Knox County School Board members are preparing to vote on a proposed Bible Release Time program for students who want to attend an hour-long Christianity course at The Church at Sterchi Hills (pictured)
Knox County School District Superintendent Bob Thomas reportedly agreed to a trial run at Sterchi Elementary School (pictured)
The SMKC spokesperson told DailyMail.com that many Knox County teachers have expressed support for the organization and its intentions.
‘They may not be for the actual program, but they seem to appreciate the fact that it is shining a light on the problem with allowing one church to have their religious release program in the school,’ the spokesperson said.
‘From our conversations, it sounds like many teachers at Sterchi Elementary are against the program as it takes away from their instruction time.
‘The school completely rearranged the class schedule to make room for The Church at Sterchi Hill’s Bible Release Program and that alone seem like a promotion of a religion within the school.

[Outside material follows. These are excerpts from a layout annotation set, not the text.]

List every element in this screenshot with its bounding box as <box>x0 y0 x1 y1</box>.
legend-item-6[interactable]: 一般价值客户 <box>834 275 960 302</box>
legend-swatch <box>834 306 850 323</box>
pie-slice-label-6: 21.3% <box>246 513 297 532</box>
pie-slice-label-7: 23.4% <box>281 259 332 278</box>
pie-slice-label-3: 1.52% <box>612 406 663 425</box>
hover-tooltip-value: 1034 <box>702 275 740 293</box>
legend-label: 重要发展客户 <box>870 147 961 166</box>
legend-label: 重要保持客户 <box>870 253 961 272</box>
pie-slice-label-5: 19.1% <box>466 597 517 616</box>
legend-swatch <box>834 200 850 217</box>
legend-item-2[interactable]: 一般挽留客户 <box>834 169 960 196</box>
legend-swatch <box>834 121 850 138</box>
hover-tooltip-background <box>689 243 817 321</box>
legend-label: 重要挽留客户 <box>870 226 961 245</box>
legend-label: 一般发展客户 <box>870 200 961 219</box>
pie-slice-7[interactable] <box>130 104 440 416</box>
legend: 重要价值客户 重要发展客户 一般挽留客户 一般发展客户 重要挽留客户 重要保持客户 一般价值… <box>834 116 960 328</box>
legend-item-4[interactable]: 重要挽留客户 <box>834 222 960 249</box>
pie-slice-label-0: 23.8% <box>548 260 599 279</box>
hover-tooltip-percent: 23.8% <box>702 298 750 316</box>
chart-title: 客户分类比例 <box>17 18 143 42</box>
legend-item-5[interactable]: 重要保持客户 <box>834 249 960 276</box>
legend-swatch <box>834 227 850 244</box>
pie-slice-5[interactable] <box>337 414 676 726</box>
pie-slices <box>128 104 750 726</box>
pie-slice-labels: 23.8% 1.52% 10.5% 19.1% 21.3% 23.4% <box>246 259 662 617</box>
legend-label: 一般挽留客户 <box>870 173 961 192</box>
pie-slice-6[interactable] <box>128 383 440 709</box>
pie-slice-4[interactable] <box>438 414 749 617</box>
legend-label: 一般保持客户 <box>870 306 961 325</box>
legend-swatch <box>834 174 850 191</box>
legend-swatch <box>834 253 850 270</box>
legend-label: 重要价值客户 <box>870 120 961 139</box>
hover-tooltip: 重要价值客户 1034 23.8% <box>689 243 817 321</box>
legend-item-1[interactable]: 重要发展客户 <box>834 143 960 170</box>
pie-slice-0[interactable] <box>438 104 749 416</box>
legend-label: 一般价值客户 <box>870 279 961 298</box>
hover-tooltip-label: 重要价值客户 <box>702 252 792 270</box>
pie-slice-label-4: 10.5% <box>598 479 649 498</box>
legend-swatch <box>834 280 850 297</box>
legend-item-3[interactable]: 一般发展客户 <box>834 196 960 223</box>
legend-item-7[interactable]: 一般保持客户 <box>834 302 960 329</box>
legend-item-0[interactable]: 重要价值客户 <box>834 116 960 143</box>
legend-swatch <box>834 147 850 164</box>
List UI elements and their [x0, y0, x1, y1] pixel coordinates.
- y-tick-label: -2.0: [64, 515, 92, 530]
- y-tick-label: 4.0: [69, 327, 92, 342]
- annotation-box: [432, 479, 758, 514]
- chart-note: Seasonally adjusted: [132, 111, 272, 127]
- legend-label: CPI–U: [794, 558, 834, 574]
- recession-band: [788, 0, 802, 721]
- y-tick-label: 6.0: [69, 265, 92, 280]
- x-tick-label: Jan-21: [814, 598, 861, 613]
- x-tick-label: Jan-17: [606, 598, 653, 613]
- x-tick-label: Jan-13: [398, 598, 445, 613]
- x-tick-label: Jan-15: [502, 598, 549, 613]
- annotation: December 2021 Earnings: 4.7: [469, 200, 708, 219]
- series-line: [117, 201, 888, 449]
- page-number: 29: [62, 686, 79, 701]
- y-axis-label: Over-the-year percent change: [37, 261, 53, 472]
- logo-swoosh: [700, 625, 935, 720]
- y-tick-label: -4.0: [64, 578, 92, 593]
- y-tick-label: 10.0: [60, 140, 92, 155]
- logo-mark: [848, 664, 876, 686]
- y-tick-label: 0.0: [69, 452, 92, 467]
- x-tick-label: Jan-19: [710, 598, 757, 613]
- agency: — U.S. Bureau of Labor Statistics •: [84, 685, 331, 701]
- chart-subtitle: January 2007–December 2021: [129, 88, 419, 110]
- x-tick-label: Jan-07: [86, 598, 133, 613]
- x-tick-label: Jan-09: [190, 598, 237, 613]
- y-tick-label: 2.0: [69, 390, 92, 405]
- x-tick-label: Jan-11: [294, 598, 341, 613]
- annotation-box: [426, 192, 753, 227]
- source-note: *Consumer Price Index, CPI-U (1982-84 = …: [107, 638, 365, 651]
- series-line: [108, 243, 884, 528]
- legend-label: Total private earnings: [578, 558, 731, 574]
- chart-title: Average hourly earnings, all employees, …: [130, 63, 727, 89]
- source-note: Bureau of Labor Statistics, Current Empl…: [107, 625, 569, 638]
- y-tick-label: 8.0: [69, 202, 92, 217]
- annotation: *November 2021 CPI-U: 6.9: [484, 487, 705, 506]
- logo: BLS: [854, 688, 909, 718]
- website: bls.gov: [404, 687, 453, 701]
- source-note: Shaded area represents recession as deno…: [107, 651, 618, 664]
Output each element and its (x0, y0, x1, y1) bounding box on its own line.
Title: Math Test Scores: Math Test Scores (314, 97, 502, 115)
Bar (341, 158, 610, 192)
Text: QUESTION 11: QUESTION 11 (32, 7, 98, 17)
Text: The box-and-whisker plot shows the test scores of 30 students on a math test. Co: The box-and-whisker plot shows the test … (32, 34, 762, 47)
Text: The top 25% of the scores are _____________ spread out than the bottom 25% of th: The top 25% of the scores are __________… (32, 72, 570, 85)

‘The overwhelming majority of people we have talked to are against a policy allowing release programs, but the principal at Sterchi Elementary and certain school board members – against their constituent’s wishes – are pushing for it.’
SMKC has said that if the bible release program is approved, it fully intends to follow through with its own version.
‘Our goal is to teach children the empathy, compassion, and kindness that the tenets [of the Satanic Temple] promote,’ the spokesperson told DailyMail.com.
‘We initially thought we would just be signing out our own children with this program but amid the outrage, we have learned the interest in our program extends beyond our families.’
A group of Satanists living in and around Knoxville founded the Satanic Children’s Ministry to voice their beliefs that public schools should not promote religion, and if they do, all religions should be represented
SMKC has repeatedly asserted that it is not affiliated with The Satanic Temple or the Church of Satan and said that the majority of its members do not believe in a literal Satan, but see him as a symbol of free thought.
The group announced on Thursday that it had filed for 501(c)3 non-profit status. A spokesperson said it would not release the form until the organisation was approved and legally obligated to do so.
‘We need time for the outrage to die down.’
When asked about SMKC’s proposal, Elgin Foundation Executive Director Tim Rogers told DailyMail.com: ‘We trust that the public school boards in our area will respect the right of parents to have their children released from school for religious and moral instruction under the guidelines of state and federal law.’
The Church at Sterchi Hills and Knox County Superintendent Bob Thomas did not immediately return DailyMail.com’s requests for comment.
DailyMail.com also reached out to Knox County School Board members about how they plan to vote on the issue.
Virginia Babb of District 4 responded: ‘I have never supported the Bible release program and it has nothing to do with the Satanic Ministry wanting to offer their own program.
‘Should a policy be passed allowing for Bible Release than I support any organization who meets the criteria of the program to be able to offer it.’
Other board members did not return request for comment, but WVLT reported that Susan Horn of District 5 and Terry Hill of District 6 are planning to vote to approve the bible program, while Evetty Satterfield of District 1 is undecided.
It is unclear which way the remaining five board members are leaning.